Abstract

Noninferiority trials are becoming more common. Their design often requires investigators to "trade" a secondary benefit for efficacy. Use of mortality as an outcome of interest leads to important ethical conflicts whereby researchers must establish a minimal clinically important difference for mortality, a process which has the potential to result in problematic conclusions. We sought to investigate the frequency of the use of mortality as an outcome in noninferiority trials, as well as to determine the average pre-specified noninferiority ("delta") values.
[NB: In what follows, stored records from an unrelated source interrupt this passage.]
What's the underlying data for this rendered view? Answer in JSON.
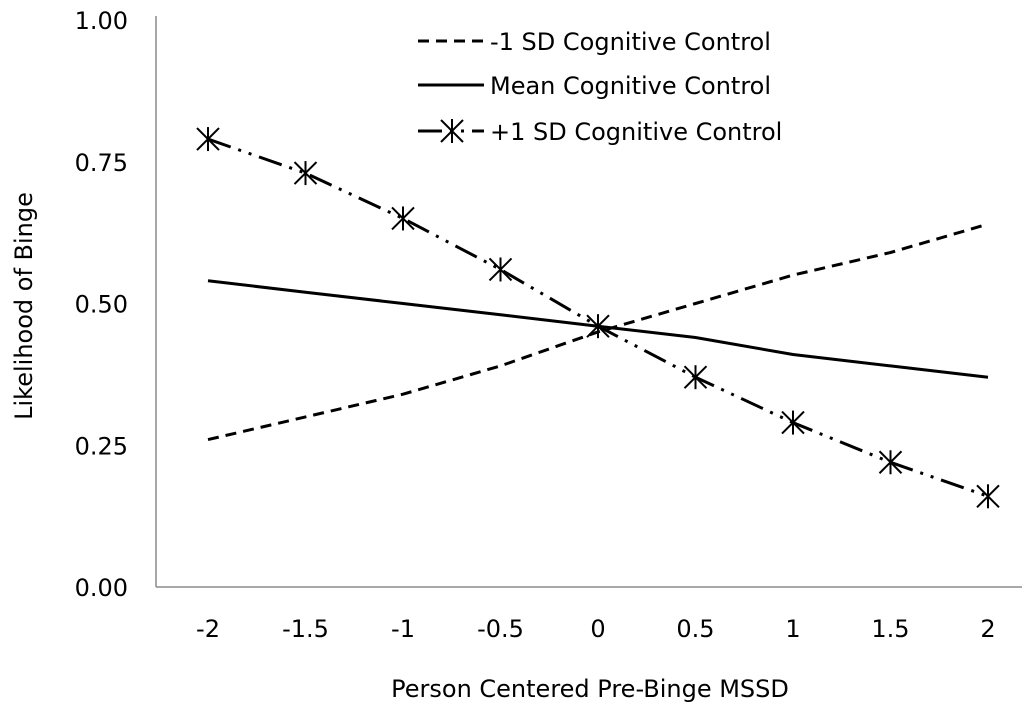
{
  "chart_data": {
    "type": "line",
    "title": "",
    "xlabel": "Person Centered Pre-Binge MSSD",
    "ylabel": "Likelihood of Binge",
    "x": [
      -2,
      -1.5,
      -1,
      -0.5,
      0,
      0.5,
      1,
      1.5,
      2
    ],
    "x_tick_labels": [
      "-2",
      "-1.5",
      "-1",
      "-0.5",
      "0",
      "0.5",
      "1",
      "1.5",
      "2"
    ],
    "y_ticks": [
      0,
      0.25,
      0.5,
      0.75,
      1
    ],
    "y_tick_labels": [
      "0.00",
      "0.25",
      "0.50",
      "0.75",
      "1.00"
    ],
    "ylim": [
      0,
      1
    ],
    "grid": false,
    "legend_position": "top-right",
    "series": [
      {
        "name": "-1 SD Cognitive Control",
        "style": "dashed",
        "marker": "none",
        "color": "#000000",
        "values": [
          0.26,
          0.3,
          0.34,
          0.39,
          0.45,
          0.5,
          0.55,
          0.59,
          0.64
        ]
      },
      {
        "name": "Mean Cognitive Control",
        "style": "solid",
        "marker": "none",
        "color": "#000000",
        "values": [
          0.54,
          0.52,
          0.5,
          0.48,
          0.46,
          0.44,
          0.41,
          0.39,
          0.37
        ]
      },
      {
        "name": "+1 SD Cognitive Control",
        "style": "dash-dot-dot",
        "marker": "asterisk",
        "color": "#000000",
        "values": [
          0.79,
          0.73,
          0.65,
          0.56,
          0.46,
          0.37,
          0.29,
          0.22,
          0.16
        ]
      }
    ]
  }
}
We searched MEDLINE for reports of parallel-group randomized controlled noninferiority trials published in five high-impact general medical journals. Data abstracted from articles including trial design parameters, results, and interpretation of results based on CONSORT recommendations. One hundred seventy-three manuscripts reporting 196 noninferiority comparisons were included in our analysis. Of these, over a third (67 trials) used mortality either as their sole endpoint (11 trials) or as part of a composite endpoint (56 trials). Nine trials were consort A, 21 trials consort B, 19 trials consort C, 12 were consort F, 4 consort G, and 2 were consort H. Four analyses showed statistically significant more deaths in the new treatment arm, while meeting consort criteria as "inconclusive" (consort G), (Behringer et al. in Lancet. 385(9976):1418-1427, 2015; Kaul et al. in N Engl J Med. 373(18):1709-1719, 2015; Bwakura-Dangarembizi et al. in N Engl J Med. 370(1):41-53, 2014) and thirteen trials utilizing mortality as an endpoint and had an absolute increase of > 3%, and six had an absolute increase of > 5%. The use of mortality as an outcome in noninferiority trials is not rare and scenarios where the new treatment is statistically worse, but a conclusion of noninferiority or inconclusive do occur. We highlight these issues and propose simple steps to reduce the risk of ethically dubious conclusions.